Dermtech, a skin cancer diagnostic company, recently announced it has filed for Chapter 11 bankruptcy after months of looking for strategic alternatives. Additionally, the news comes in tandem with the company’s decision to lay off 15 employees — about 20% of its remaining staff and enter into retention agreements with four senior leaders, including CEO Bret Christensen. As part of the agreement, Dermtech will pay the executives one-time cash retention awards of up to $510,000.
The dermatology company, which makes a skin patch to test for melanoma, has been wading through increasingly choppy waters. After its product failed to take off commercially — having a reported test revenue in 2023 of $14.4 million with operating expenses topping $104 million, the company saw stacking costs related to R&D, reimbursement challenges, and facility leases.
Failing to raise money late in 2023, according to the Chapter 11 filing, Dermtech began exploring strategic alternatives in January 2024 and later hired a restructuring advisor.

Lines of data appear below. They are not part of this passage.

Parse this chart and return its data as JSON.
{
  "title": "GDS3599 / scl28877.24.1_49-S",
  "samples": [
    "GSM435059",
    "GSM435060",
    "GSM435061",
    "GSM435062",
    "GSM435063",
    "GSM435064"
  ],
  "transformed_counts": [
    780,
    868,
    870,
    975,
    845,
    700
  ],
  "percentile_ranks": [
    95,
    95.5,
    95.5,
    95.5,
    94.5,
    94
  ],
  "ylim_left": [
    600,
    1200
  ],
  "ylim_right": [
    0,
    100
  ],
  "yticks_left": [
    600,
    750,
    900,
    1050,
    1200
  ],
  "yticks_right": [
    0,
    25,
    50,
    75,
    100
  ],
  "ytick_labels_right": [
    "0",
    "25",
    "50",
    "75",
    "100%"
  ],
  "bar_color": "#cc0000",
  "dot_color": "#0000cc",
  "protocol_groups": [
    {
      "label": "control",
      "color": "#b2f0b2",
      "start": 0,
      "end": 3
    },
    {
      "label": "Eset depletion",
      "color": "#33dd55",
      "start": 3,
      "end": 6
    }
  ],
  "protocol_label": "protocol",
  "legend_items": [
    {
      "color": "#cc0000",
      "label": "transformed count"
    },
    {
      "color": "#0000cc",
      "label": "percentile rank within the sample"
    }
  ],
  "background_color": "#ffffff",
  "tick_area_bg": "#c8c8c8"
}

In the weeks following, the company announced it would layoff 100 of its employees — 56% of its workforce at the time.
Through filing Chapter 11, the company said it will “safeguard the interest of stakeholders and maximize the value of its assets,” through “conducting a process to sell substantially all of its assets,” while continuing its laboratory operations and processing orders for the melanoma test.